Bulgaria's finance minister has launched a probe into the allegedly inflated prices that local mobile operators charge, the highest across the European Union, promising justice for the clients.
"We are currently analyzing the market of telephone services. Our initial study showed that mobile prices in Bulgaria do mark a decrease, but much more slowly than they have to," Minister Simeon Djankov told the morning broadcast of bTV private channel.
"Prices are falling everywhere. In Bulgaria they do as well, but at a much slower pace.
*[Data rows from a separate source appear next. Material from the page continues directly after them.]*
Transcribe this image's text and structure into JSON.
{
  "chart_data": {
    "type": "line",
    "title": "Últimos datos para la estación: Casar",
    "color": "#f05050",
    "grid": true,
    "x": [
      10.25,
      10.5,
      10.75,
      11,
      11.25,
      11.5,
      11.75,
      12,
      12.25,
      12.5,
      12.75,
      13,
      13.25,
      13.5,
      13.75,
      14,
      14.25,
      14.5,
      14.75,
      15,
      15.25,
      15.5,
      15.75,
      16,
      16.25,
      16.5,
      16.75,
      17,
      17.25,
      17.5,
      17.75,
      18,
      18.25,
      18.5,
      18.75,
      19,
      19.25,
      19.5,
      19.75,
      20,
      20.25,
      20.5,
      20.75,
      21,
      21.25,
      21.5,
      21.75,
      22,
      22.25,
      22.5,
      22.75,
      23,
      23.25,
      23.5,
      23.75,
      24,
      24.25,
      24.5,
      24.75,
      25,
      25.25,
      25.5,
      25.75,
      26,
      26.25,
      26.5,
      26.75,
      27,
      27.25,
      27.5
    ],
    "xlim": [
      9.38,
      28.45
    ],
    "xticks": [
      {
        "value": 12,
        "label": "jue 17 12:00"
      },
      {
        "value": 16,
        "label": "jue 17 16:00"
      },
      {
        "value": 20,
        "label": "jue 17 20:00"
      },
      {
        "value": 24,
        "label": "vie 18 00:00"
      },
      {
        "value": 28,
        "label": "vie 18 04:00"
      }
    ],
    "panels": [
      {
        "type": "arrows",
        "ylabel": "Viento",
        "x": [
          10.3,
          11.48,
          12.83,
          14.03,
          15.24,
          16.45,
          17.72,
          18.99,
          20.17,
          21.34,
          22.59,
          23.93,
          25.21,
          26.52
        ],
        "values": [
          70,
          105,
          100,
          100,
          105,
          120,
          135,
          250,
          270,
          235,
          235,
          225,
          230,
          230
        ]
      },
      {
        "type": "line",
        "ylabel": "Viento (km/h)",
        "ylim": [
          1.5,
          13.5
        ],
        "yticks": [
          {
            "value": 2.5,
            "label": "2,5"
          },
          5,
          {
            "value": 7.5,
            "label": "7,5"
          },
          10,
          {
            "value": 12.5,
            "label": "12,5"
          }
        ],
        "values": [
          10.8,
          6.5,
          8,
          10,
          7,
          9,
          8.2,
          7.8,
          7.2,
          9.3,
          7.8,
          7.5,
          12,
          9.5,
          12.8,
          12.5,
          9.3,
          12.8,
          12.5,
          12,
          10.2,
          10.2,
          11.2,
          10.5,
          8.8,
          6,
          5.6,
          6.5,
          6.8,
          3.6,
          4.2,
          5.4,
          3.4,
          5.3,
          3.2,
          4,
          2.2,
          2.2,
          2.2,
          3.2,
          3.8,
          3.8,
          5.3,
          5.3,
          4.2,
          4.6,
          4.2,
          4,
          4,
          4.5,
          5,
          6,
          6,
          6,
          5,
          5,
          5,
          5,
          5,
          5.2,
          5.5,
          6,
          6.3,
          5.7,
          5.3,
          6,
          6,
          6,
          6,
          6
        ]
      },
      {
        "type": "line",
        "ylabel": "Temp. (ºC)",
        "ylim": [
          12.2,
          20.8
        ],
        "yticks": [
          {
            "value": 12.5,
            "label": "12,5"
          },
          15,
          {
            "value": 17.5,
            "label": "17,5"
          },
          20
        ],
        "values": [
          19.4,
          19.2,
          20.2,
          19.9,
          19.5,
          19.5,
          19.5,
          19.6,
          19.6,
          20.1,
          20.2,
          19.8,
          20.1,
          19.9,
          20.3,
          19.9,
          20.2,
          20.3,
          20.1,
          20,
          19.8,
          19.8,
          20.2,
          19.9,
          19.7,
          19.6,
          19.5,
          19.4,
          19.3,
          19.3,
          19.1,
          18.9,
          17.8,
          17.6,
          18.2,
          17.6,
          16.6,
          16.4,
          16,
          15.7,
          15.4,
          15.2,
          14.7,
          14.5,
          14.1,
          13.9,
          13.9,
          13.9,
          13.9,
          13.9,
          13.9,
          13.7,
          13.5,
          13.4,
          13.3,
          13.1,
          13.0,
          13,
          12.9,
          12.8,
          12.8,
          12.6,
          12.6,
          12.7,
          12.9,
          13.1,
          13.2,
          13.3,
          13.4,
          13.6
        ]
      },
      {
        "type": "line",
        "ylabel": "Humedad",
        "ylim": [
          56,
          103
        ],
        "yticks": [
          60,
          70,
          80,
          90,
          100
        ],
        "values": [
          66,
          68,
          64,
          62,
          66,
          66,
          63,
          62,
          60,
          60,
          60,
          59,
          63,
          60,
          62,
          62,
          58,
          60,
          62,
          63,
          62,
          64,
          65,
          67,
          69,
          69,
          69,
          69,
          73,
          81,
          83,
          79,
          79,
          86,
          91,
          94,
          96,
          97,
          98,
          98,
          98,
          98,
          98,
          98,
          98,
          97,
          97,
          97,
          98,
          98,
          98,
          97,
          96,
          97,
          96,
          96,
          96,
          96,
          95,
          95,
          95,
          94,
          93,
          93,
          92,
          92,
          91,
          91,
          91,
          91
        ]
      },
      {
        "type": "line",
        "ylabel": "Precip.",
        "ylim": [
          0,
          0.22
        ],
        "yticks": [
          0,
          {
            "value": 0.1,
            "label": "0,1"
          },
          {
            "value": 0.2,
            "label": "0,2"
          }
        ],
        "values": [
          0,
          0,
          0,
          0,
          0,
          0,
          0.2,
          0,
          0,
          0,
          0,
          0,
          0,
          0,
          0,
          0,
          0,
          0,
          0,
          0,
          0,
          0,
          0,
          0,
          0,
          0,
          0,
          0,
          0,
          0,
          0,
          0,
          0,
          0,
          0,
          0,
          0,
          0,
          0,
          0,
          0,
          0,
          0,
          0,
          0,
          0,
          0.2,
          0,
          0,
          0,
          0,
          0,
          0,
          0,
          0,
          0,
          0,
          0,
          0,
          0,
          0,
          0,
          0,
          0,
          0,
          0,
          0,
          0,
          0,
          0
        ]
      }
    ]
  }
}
Which shows that there is a problem," Djankov said.
The finance ministry's analysis of the mobile market will cover the last seven or eight years and in case of breaches of clients' interests, the regulatory body will be approached.
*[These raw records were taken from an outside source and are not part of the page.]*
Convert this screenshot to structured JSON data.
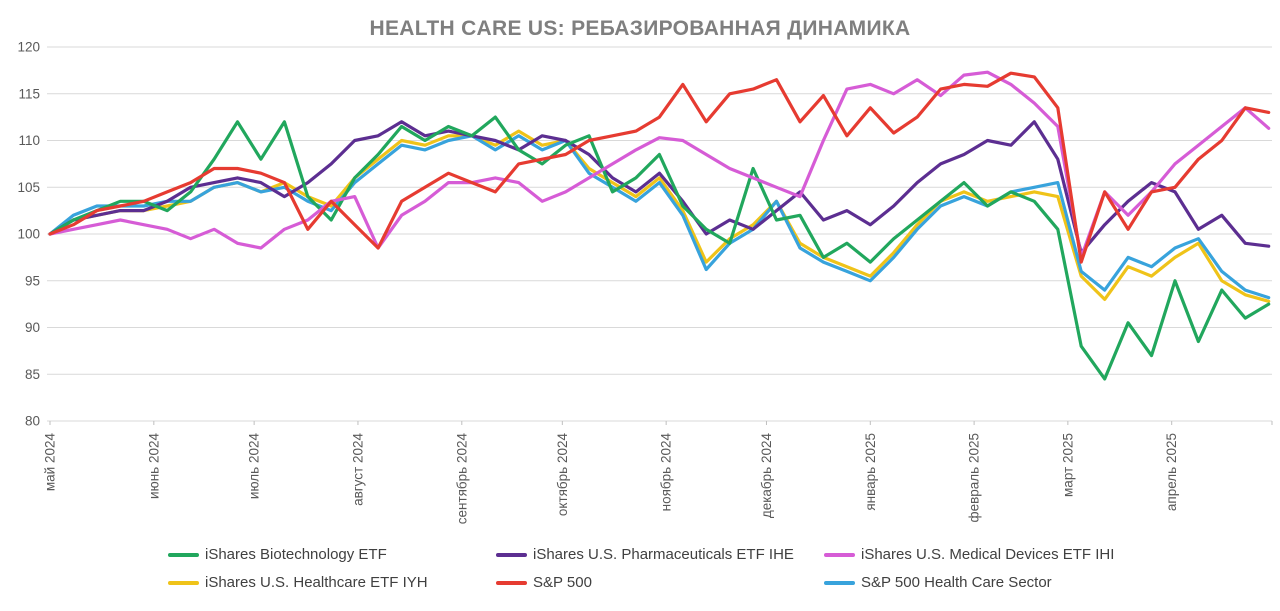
{
  "chart_data": {
    "type": "line",
    "title": "HEALTH CARE US: РЕБАЗИРОВАННАЯ ДИНАМИКА",
    "ylabel": "",
    "xlabel": "",
    "ylim": [
      80,
      120
    ],
    "y_ticks": [
      80,
      85,
      90,
      95,
      100,
      105,
      110,
      115,
      120
    ],
    "grid": "horizontal",
    "legend_position": "bottom",
    "baseline_value": 100,
    "x_unit": "weeks since 2024-05-01",
    "xlim_weeks": [
      0,
      52.14
    ],
    "x_step_weeks": 1,
    "x_ticks": [
      {
        "pos": 0.0,
        "label": "май 2024"
      },
      {
        "pos": 4.43,
        "label": "июнь 2024"
      },
      {
        "pos": 8.71,
        "label": "июль 2024"
      },
      {
        "pos": 13.14,
        "label": "август 2024"
      },
      {
        "pos": 17.57,
        "label": "сентябрь 2024"
      },
      {
        "pos": 21.86,
        "label": "октябрь 2024"
      },
      {
        "pos": 26.29,
        "label": "ноябрь 2024"
      },
      {
        "pos": 30.57,
        "label": "декабрь 2024"
      },
      {
        "pos": 35.0,
        "label": "январь 2025"
      },
      {
        "pos": 39.43,
        "label": "февраль 2025"
      },
      {
        "pos": 43.43,
        "label": "март 2025"
      },
      {
        "pos": 47.86,
        "label": "апрель 2025"
      }
    ],
    "legend_rows": [
      [
        0,
        1,
        2
      ],
      [
        3,
        4,
        5
      ]
    ],
    "series": [
      {
        "name": "iShares Biotechnology ETF",
        "color": "#21a75d",
        "values": [
          100,
          101.5,
          102.5,
          103.5,
          103.5,
          102.5,
          104.5,
          108,
          112,
          108,
          112,
          104,
          101.5,
          106,
          108.5,
          111.5,
          110,
          111.5,
          110.5,
          112.5,
          109,
          107.5,
          109.5,
          110.5,
          104.5,
          106,
          108.5,
          103,
          100.5,
          99,
          107,
          101.5,
          102,
          97.5,
          99,
          97,
          99.5,
          101.5,
          103.5,
          105.5,
          103,
          104.5,
          103.5,
          100.5,
          88,
          84.5,
          90.5,
          87,
          95,
          88.5,
          94,
          91,
          92.5
        ]
      },
      {
        "name": "iShares U.S. Pharmaceuticals ETF IHE",
        "color": "#5c2e91",
        "values": [
          100,
          101.5,
          102,
          102.5,
          102.5,
          103.5,
          105,
          105.5,
          106,
          105.5,
          104,
          105.5,
          107.5,
          110,
          110.5,
          112,
          110.5,
          111,
          110.5,
          110,
          109,
          110.5,
          110,
          108.5,
          106,
          104.5,
          106.5,
          103.5,
          100,
          101.5,
          100.5,
          102.5,
          104.5,
          101.5,
          102.5,
          101,
          103,
          105.5,
          107.5,
          108.5,
          110,
          109.5,
          112,
          108,
          98,
          101,
          103.5,
          105.5,
          104.5,
          100.5,
          102,
          99,
          98.7
        ]
      },
      {
        "name": "iShares U.S. Medical Devices ETF IHI",
        "color": "#d65cd6",
        "values": [
          100,
          100.5,
          101,
          101.5,
          101,
          100.5,
          99.5,
          100.5,
          99,
          98.5,
          100.5,
          101.5,
          103.5,
          104,
          98.5,
          102,
          103.5,
          105.5,
          105.5,
          106,
          105.5,
          103.5,
          104.5,
          106,
          107.5,
          109,
          110.3,
          110,
          108.5,
          107,
          106,
          105,
          104,
          110,
          115.5,
          116,
          115,
          116.5,
          114.8,
          117,
          117.3,
          116,
          114,
          111.5,
          97.5,
          104.5,
          102,
          104.5,
          107.5,
          109.5,
          111.5,
          113.5,
          111.3
        ]
      },
      {
        "name": "iShares U.S. Healthcare ETF IYH",
        "color": "#efc319",
        "values": [
          100,
          101.5,
          102,
          102.5,
          102.5,
          103,
          103.5,
          105,
          105.5,
          104.5,
          105.5,
          104,
          103,
          106,
          108,
          110,
          109.5,
          110.5,
          110.5,
          109.5,
          111,
          109.5,
          110,
          107,
          105.5,
          104,
          106,
          102.5,
          97,
          99.5,
          101,
          103.5,
          99,
          97.5,
          96.5,
          95.5,
          98,
          101,
          103.5,
          104.5,
          103.5,
          104,
          104.5,
          104,
          95.5,
          93,
          96.5,
          95.5,
          97.5,
          99,
          95,
          93.5,
          92.8
        ]
      },
      {
        "name": "S&P 500",
        "color": "#e63b31",
        "values": [
          100,
          101,
          102.5,
          103,
          103.5,
          104.5,
          105.5,
          107,
          107,
          106.5,
          105.5,
          100.5,
          103.5,
          101,
          98.5,
          103.5,
          105,
          106.5,
          105.5,
          104.5,
          107.5,
          108,
          108.5,
          110,
          110.5,
          111,
          112.5,
          116,
          112,
          115,
          115.5,
          116.5,
          112,
          114.8,
          110.5,
          113.5,
          110.8,
          112.5,
          115.5,
          116,
          115.8,
          117.2,
          116.8,
          113.5,
          97,
          104.5,
          100.5,
          104.5,
          105,
          108,
          110,
          113.5,
          113
        ]
      },
      {
        "name": "S&P 500 Health Care Sector",
        "color": "#38a3dc",
        "values": [
          100,
          102,
          103,
          103,
          103,
          103.5,
          103.5,
          105,
          105.5,
          104.5,
          105,
          103.5,
          102.5,
          105.5,
          107.5,
          109.5,
          109,
          110,
          110.5,
          109,
          110.5,
          109,
          110,
          106.5,
          105,
          103.5,
          105.5,
          102,
          96.2,
          99,
          100.5,
          103.5,
          98.5,
          97,
          96,
          95,
          97.5,
          100.5,
          103,
          104,
          103,
          104.5,
          105,
          105.5,
          96,
          94,
          97.5,
          96.5,
          98.5,
          99.5,
          96,
          94,
          93.2
        ]
      }
    ],
    "colors": {
      "title_text": "#7f7f7f",
      "axis_tick_text": "#595959",
      "legend_text": "#404040",
      "gridline": "#d9d9d9",
      "tick_mark": "#bfbfbf",
      "background": "#ffffff"
    }
  }
}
"If there are irregularities, we will fight for our rights," he added.
The heated debate over the exorbitant prices Bulgarians pay for mobile calls was triggered by the European Commission warning that it will sanction the country over the inflated prices.
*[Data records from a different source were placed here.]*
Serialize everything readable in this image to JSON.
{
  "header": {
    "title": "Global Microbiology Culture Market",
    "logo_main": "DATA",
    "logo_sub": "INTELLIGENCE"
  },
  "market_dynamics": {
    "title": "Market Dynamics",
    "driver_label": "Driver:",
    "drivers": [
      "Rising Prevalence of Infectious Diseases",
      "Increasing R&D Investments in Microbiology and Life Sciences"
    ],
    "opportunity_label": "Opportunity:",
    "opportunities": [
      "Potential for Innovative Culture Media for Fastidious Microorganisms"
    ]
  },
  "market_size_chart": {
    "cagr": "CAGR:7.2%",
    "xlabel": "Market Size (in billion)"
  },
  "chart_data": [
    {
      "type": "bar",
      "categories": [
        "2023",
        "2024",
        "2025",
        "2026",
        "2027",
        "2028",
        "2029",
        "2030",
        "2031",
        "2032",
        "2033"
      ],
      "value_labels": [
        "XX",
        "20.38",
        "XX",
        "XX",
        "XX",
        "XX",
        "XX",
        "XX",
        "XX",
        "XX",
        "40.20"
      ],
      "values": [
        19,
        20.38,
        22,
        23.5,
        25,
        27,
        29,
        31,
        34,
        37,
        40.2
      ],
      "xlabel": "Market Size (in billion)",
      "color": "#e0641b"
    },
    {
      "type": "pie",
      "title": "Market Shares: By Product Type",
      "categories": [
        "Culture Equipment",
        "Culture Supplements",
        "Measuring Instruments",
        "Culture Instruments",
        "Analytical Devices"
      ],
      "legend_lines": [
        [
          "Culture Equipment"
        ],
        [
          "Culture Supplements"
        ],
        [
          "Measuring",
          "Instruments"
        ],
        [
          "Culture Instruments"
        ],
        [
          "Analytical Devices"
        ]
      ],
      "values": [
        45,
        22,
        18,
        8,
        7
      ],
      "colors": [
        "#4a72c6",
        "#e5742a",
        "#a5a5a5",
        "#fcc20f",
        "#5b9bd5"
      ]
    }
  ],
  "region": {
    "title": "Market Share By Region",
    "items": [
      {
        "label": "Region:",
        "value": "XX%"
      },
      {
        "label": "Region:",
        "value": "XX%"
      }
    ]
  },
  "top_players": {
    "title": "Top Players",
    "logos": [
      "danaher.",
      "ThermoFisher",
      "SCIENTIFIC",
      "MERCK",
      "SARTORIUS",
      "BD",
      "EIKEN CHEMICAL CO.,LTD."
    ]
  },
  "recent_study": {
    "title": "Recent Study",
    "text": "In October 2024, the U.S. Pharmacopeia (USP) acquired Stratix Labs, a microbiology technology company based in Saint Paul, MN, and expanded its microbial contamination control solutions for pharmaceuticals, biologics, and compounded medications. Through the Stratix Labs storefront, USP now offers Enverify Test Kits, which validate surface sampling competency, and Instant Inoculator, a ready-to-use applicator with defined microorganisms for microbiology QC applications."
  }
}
The Commission is about to issue recommendations which the Bulgarian regulatory authority CRC will be "obliged to take into utmost account", Digital Agenda Commissioner Neelie Kroes said, as cited by EurActive.
The statement came in reply to a question by Andrey Kovachev, MEP from the ruling party GERB, who inquired how the commission plans to resume cuts to mobile termination rates,
Bulgaria's watchdog, the Communications Regulation Commission (CRC) cut termination rates to 6.64 eurocents/min (July 2010) under Brussels pressure, but while the EU average already stands below 4.91 eurocents/min, levels in Bulgaria remain unchanged.
CRC has promised that it will undertake steps to resume cuts to mobile rates and bring them down by up to 25% as of next year, but the regulatory body seems to have no efficient tools to force the operators into that.
CRC has previously threatened the mobile operators with sanctions, but these appear ridiculously low compared to the companies' profits.